I have suffered from OCD for the best part of two decades, often in different guises, sometimes without even knowing. I don’t think I’ve experienced a single “OCD-free” day in over 10 years; it always finds something and let’s you know, the crafty monkey on your back that just won’t leave you alone.
It has become a distinct part of me, like the rapidly greying hair on my head and brown freckles dotted along my arm. It is me; yet it isn’t. Sometimes I want rid of it; sometimes I don’t – we co-exist in harmony and self-destruction, sometimes simultaneously. Even today, I am not really sure how to define this ‘thing’ or neatly describe its modus operandi to friends – because language fails; it cannot capture the unrelenting, ferocious blasts of primal fear and inner torment.
The challenge to articulate OCD only exacerbates the symptoms and proffers it an undeserving cloak of mystique and invincibility. We have the sanitised and prescriptive scientific wording which is useful but doesn’t do it justice, and never will. It is the hyper-specific, shape-shifting and labyrinthine nature of this illness which has led some of the greatest scientific minds to dedicate their lives to understanding it, trying to crack this monster’s code. Alas, even the late, great Alan Turing would struggle with this one.
Like most dictators, OCD doesn’t play by the rules – rather, it makes them and you frequently oblige. Last night I found myself gawping at a nail hanging precariously on my bedroom wall; I just couldn’t stop staring at it! The most banal of objects had my full and fierce attention but I have no reason why. None. It didn’t look right and it didn’t feel right. It annoyed me. So I started touching it while counting in a bid to get more clarity and neutralise the distress, to get that “just right” OCD euphoria – bad idea, I couldn’t stop touching it, I was hooked. Goodbye early night! Looking away and carrying on with my bedtime routine was not an option, no way. This bizarre obsession mutated into a monotonous physical compulsion which resulted in anxiety buzzing through my veins just when I wanted to down tools and fold into bed. On a micro level this seems like an inoffensive intrusion and, it is, superficially – but multiply that incident x60 in a day and, Houston, you have a problem.

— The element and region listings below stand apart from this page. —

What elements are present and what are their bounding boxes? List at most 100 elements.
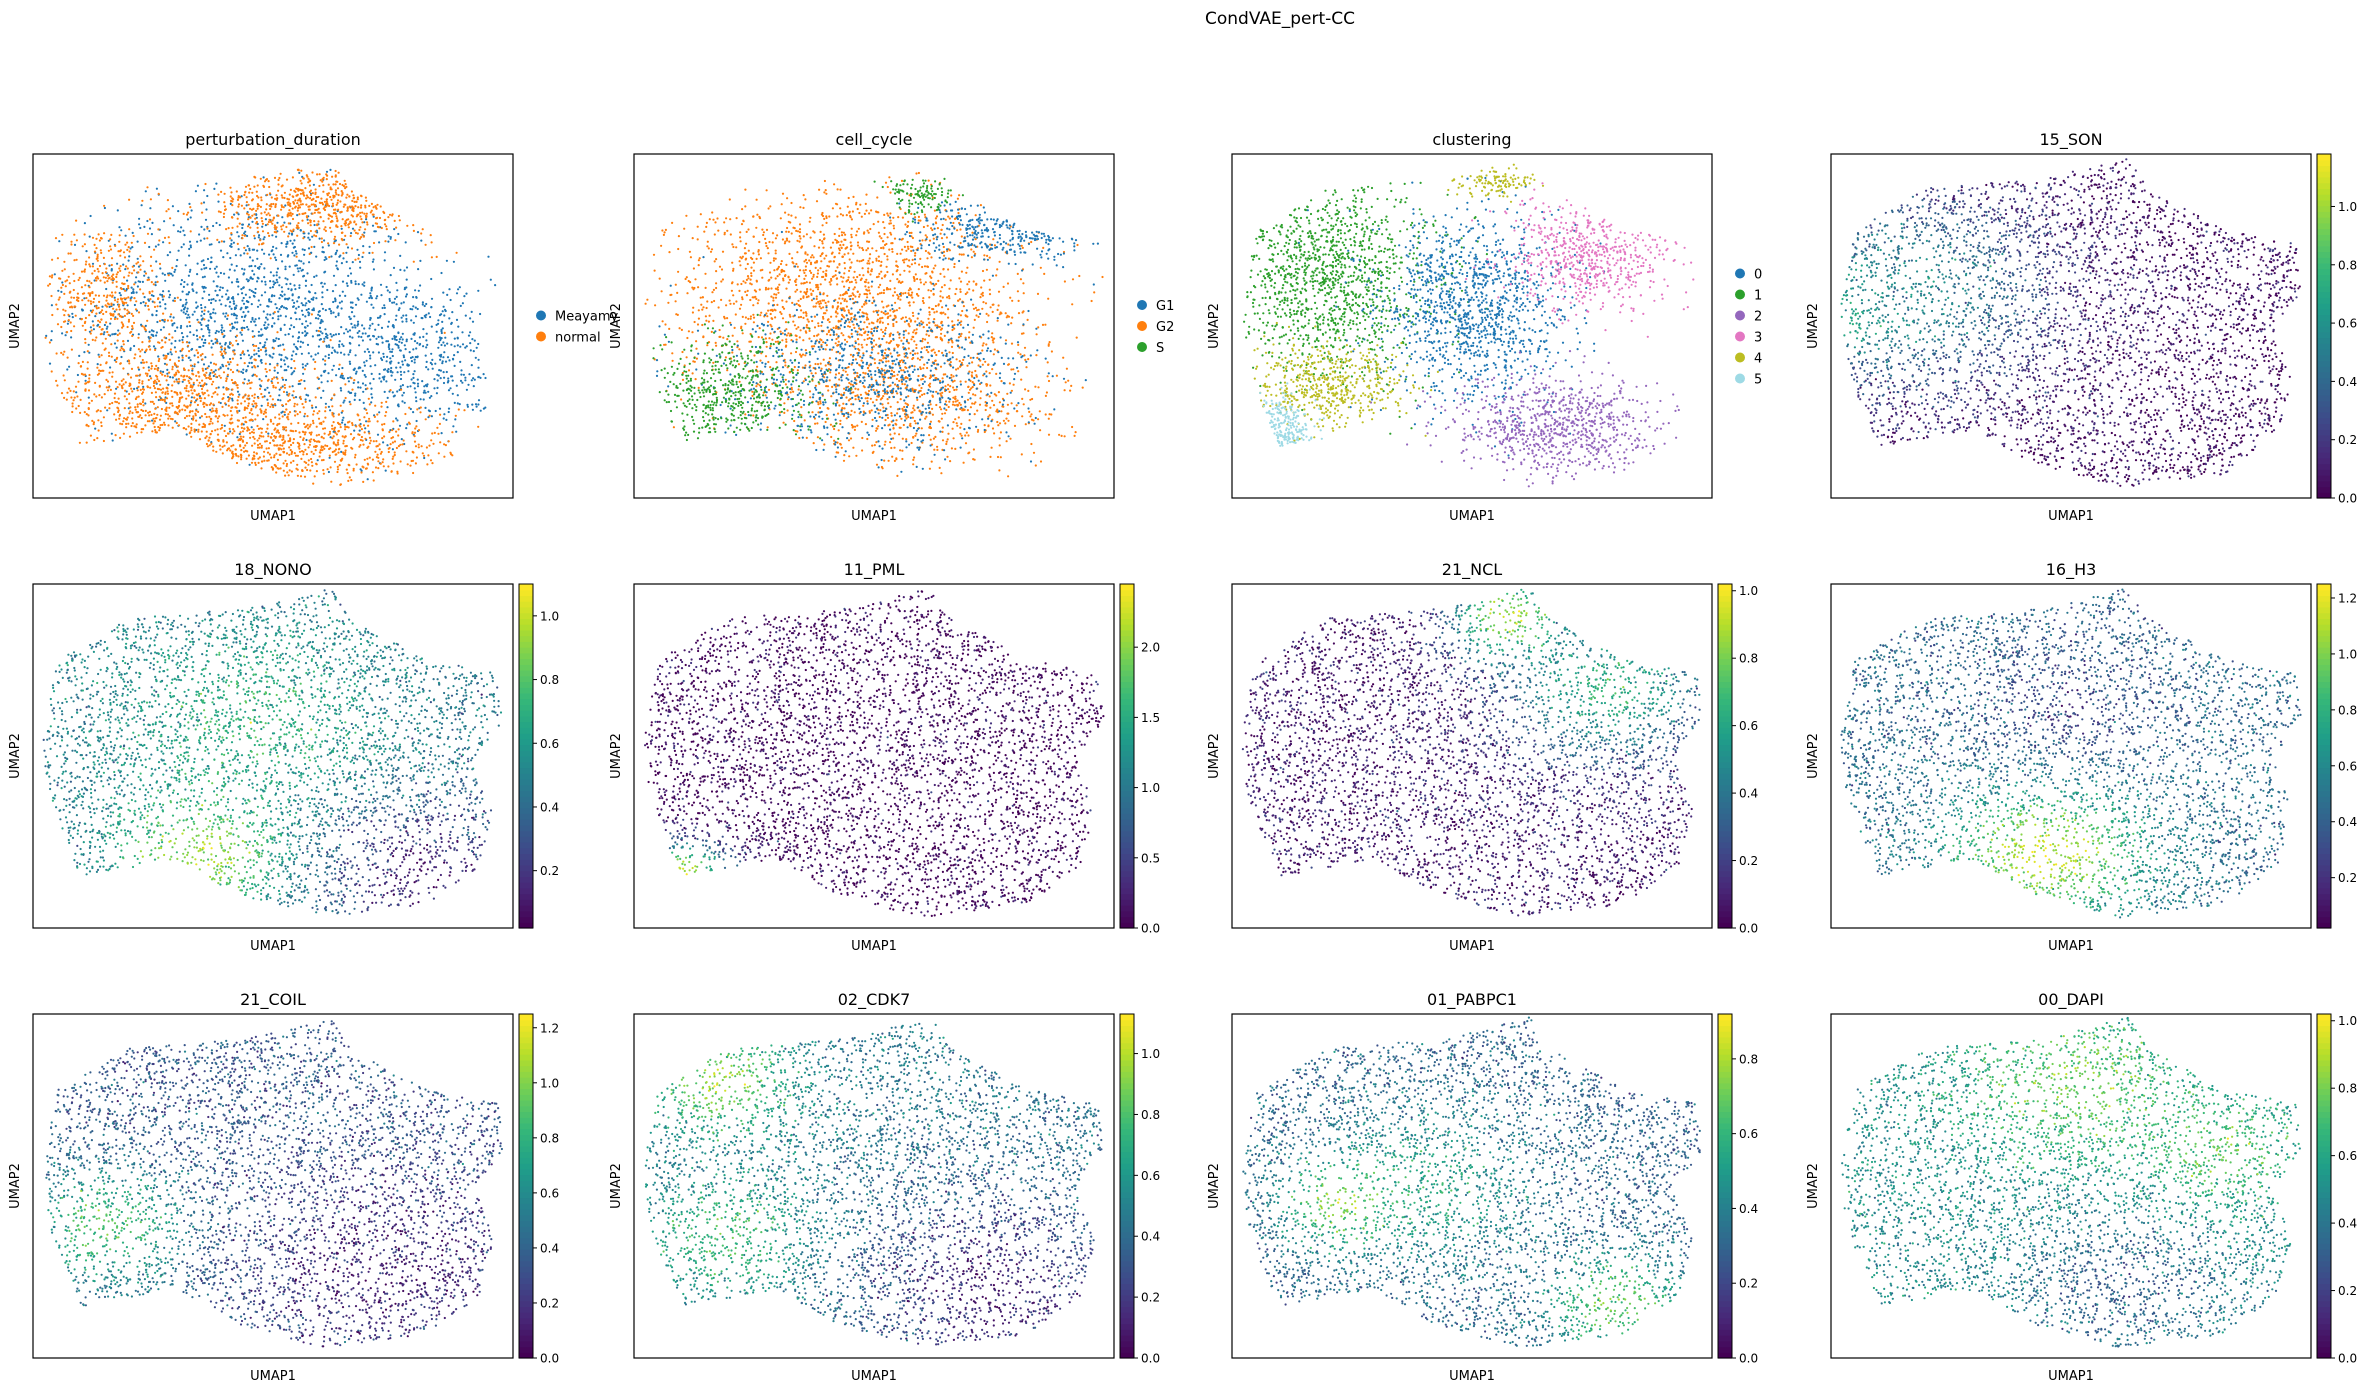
scatter-point <box>348 316 350 318</box>
scatter-point <box>240 308 242 310</box>
scatter-point <box>101 306 103 308</box>
scatter-point <box>186 335 188 337</box>
scatter-point <box>247 328 249 330</box>
scatter-point <box>275 236 277 238</box>
scatter-point <box>83 297 85 299</box>
scatter-point <box>277 311 279 313</box>
scatter-point <box>241 334 243 336</box>
scatter-point <box>159 267 161 269</box>
scatter-point <box>225 312 227 314</box>
scatter-point <box>120 356 122 358</box>
scatter-point <box>299 267 301 269</box>
scatter-point <box>289 266 291 268</box>
scatter-point <box>265 317 267 319</box>
scatter-point <box>247 280 249 282</box>
scatter-point <box>323 338 325 340</box>
scatter-point <box>311 298 313 300</box>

Which leads me to another gripe – just how tedious it is. I am not transfixed on string theory, space travel or life’s deepest quandaries. Instead, my mental bandwidth is consumed with obscure, repetitive and inane worries that I know are fantastical but nonetheless appear immediately real and horribly dangerous. Any creative flourish, artistic impulse or original thought I might have nourished over the years has been drowned in a tsunami of obsession and compulsion – and it is Just.So.Boring. Instead of reading books (an often treacherous recreation) I listen to podcasts; instead of playing football or tennis, I watch sport on TV; instead of doing my best to have fun, I do my best to get by. OCD takes so much but offers zero return. It is a flagrant Ponzi scheme in which investors lose much more than just their shirt. Some of life’s great moments, like my graduation or best friends’ weddings, have been summarily hijacked by this dastardly disease. Rather than pulling wild shapes on the dance floor, I can only recall being stuck ruminating in a toilet cubicle. The rich tapestry of life is reduced to a bland canvass and you, the artist, are bereft of your tools.
While the picture I paint is undoubtedly sad, I want to emphasise the silver lining amidst the dark clouds. There is always one. Living with OCD has, I believe, imbued me with mental fortitude, steely resilience and strong empathy for the suffering of others. I am now slower to judge and quicker to help. I also appreciate the mechanics and power of the mind on a much deeper level which helps me harness the kaleidoscope of emotions we all experience in the chaos of modernity. OCD has made me a better and kinder person, keyed in to the world around me and empowered to make a difference, however small. My experience of OCD has shaped me profoundly but it does not define me, and I hope never will.
To those struggling to fight this dictator, please remember that you are not alone, professional help and support structures are available, and a brighter future is yours. As the pandemic eases and normalcy trickles back into our lives, I am reminded once again that the darkest hour is just before the dawn.